Au sixième étage, le grand Henry Taylor nous offre une peinture historique représentant un cavalier noir. Comme Schutz et les autres peintres présents (seul Tala Madani traite ouvertement du sexe), il nous montre que la peinture n'est ni atavique ni élitiste, que tout le monde peut y accéder, qu'elle reste une invention humaine incroyablement efficace pour faire abstraction de ses idées intérieures. visible en deux dimensions, et qu'il n'épuise jamais son vaste sac d'astuces visuelles, matérielles, chromatiques et thématiques. Ne manquez pas le moment brutal de Taylor "Mort de Marat" dans une peinture de Philando Castile mortellement abattu par un policier du Minnesota en 2016 et capturé par sa petite amie Diamond Reynolds, et dites-moi que vous ne vous souvenez pas de ses hurlements alors qu'elle est témoin de l'événement.
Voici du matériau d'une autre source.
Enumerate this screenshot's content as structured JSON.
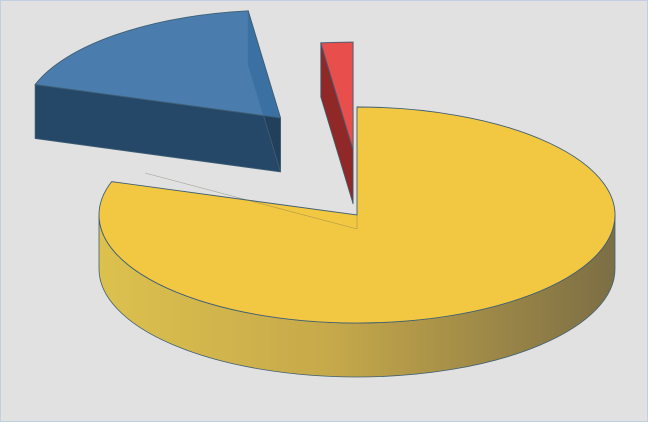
{
  "chart_data": {
    "type": "pie",
    "style": "3d-exploded",
    "title": "",
    "legend": "none",
    "data_labels": "none",
    "slices": [
      {
        "value": 80,
        "color": "#f2c842",
        "exploded": false
      },
      {
        "value": 18,
        "color": "#3d74a8",
        "exploded": true
      },
      {
        "value": 2,
        "color": "#e8413f",
        "exploded": true
      }
    ]
  }
}
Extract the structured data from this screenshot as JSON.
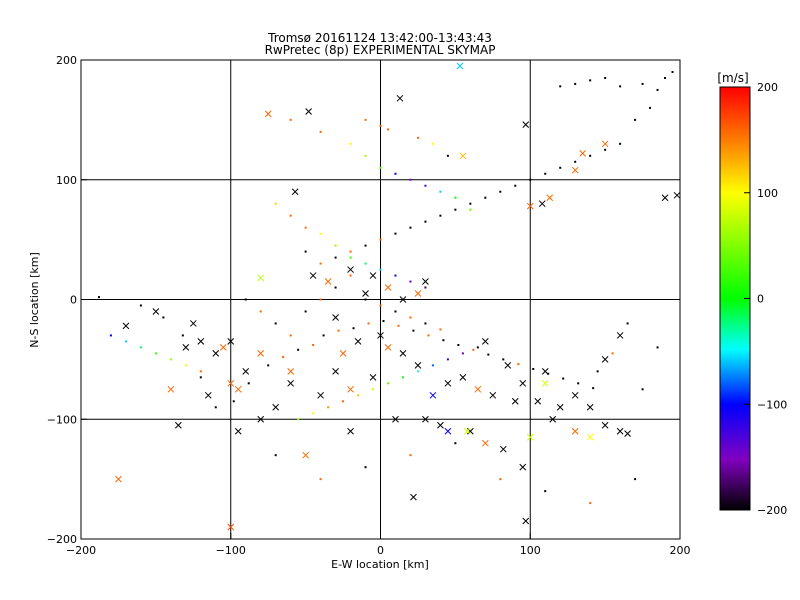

Alors essayez d'appeler la Biennale soft.
Une grande partie du travail de cette exposition nous présente des artistes qui n'abandonnent pas l'ironie ni même le cynisme, mais qui utilisent ces structures psychologiques comme une arme presque shakespearienne afin d'aborder les idées informes de crimes de haine, de colère, d'injustice malveillante, d'une tribu de loups blancs. s'adapter à la servitude psychique devant un leader charismatique qui pourrait « se tenir au milieu de la Cinquième Avenue et tirer sur quelqu'un » sans perdre aucun électeur.
Des méditations sur les disparités économiques et la concentration de la richesse traversent également l’exposition – un signe notable d’un sentiment radical, compte tenu de la dépendance du monde de l’art à l’égard des riches pour le mécénat. Mais restez bouche bée devant le spectacle vertigineux de Samara Golden,Les vêtements en fer du hachoir à viande,une installation de galerie des glaces simple mais exigeante qui donne une illusion d'optique sans fin de l'intérieur d'un gratte-cielJack et le haricot magiquehaut et descendant infernalement dans la terre. (Cette structure kafkaïenne ou boschienne semble abriter laboratoires, salons de beauté, salles de bains, crash pads, salles d'attente, gymnases, chambres, fauteuils roulants, restaurants et postes de travail.) Ensuite, regardez le film 3D à couper le souffle d'Anicka Yi.Le génome des saveurs,qui retrace une « mission de prospection en Amazonie brésilienne : à la recherche d’une plante mythique ». Elle ajoute une autre belle couche à WG Sebald, Werner Herzog et Borges traitant des secrets en voie de disparition de la destruction écologique.
Tout cela m'amène à répondre aux gens qui me demandent : « Comment va la Whitney 2017 ? avec le mot « Pertinent ». Ce n'est pas accablant. C'est important.
DH Lawrence a écrit que l’Amérique « est mortellement malade du sauveurisme ». Cette maladie a infecté notre politique. À l’heure actuelle, l’art doit simplement faire ce qu’il fait de mieux. Autrement dit, continuez, selon les mots de Lawrence, en « pionnant dans le désert de la vie non ouverte ».
*Une version de cet article paraît dans le numéro du 20 mars 2017 deNew YorkRevue.